Staying alive grants power to engage in reproduction and kin altruism … But homeostasis means “staying the same”, according to the dictionary. The two come apart. A single homeostat would want to stay single, because that is their current state. But singletons often don’t want to stay single, and don’t serve evolutionary purposes by doing so.
There’s a whole bunch of pure bio stuff that I’m not properly familiar with the details of, e.g. the immune system. But the more interesting stuff is probably the behavioral stuff.
When you are low on nutrition or calories, you get hungry and try to eat. You generally feel motivated to ensure that you have food to eat for when you do get hungry, which in modern society involves doing stuff like working for pay, but in other societies has involved farming or foraging. If there are specific nutrients like salt that you are missing, then you feel strong cravings for food containing those nutrients.
Shelter, if the weather is sufficiently cold that it would hurt you (or waste energy), then you find it aversive and seek protection. Longer-term, you ensure you have a house etc..

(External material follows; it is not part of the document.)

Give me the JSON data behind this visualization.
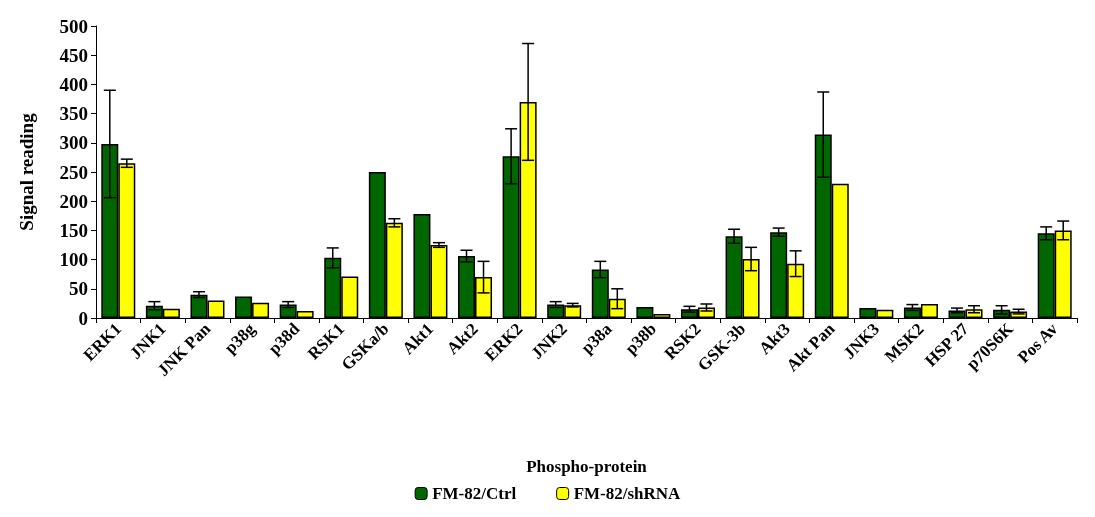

Safety. If you touch a hot stove, you immediately move your hand away from it. In order to avoid getting hurt, people create safety regulations. Etc.
There’s just tons of stuff, and nobody is likely to talk you out of ensuring that you get your nutritional needs covered, or to talk you out of being protected from the elements. They are very strong drives.
I mean homeostasis in the sense of “keeping conditions within the range where one is healthily alive”, not in the sense of “keeping everything the same”.
But that still isn’t the sole explanation of human behaviour, because humans do flourishing type stuff like going on dates, going to college, going to the gym.
Also: global warming.
I’m not saying that it is the sole explanation of all human behavior, I’m saying that it is a major class of behaviors that is difficult to stop people from engaging in and which is necessary for the effectiveness of humans in influencing the world.
Not sure what the relevance of global warming is to this discussion.
Global warming is humans moving conditions out of the range where one is healthily alive.
Insofar as that is true, seems like a scale issue. (It doesn’t seem entirely true—global warming is a major problem, but not exactly an x-risk. Many of the biggest contributors to global warming are not the ones who will be hit the hardest. And there’s a tragedy of the commons issue to it.)
I’m familiar with the ordinary biological meaning of homeostasis , but I don’t see how it relates to
Why would anyone commit massive crimes for marginal gains?
Factory farming
Why’s no one in jail for it?
It’s not illegal. I said “killings”, not “homicides” or “murders”.
As a slightly tangential point, I think if you start thinking about how to cast survival / homeostasis in terms of expected-utility maximization, you start having to confront a lot of funny issues, like, “what happens if my proxies for survival change because I self-modified?”, and then more fundamentally, “how do I define / locate the ‘me’ whose survival I am valuing? what if I overlap with other beings? what if there are multiple ‘copies’ of me?”. Which are real issues for selfhood IMO.
In the evolutionary case, the answer is that this is out of distribution, so it’s not evolved to be robust to such changes.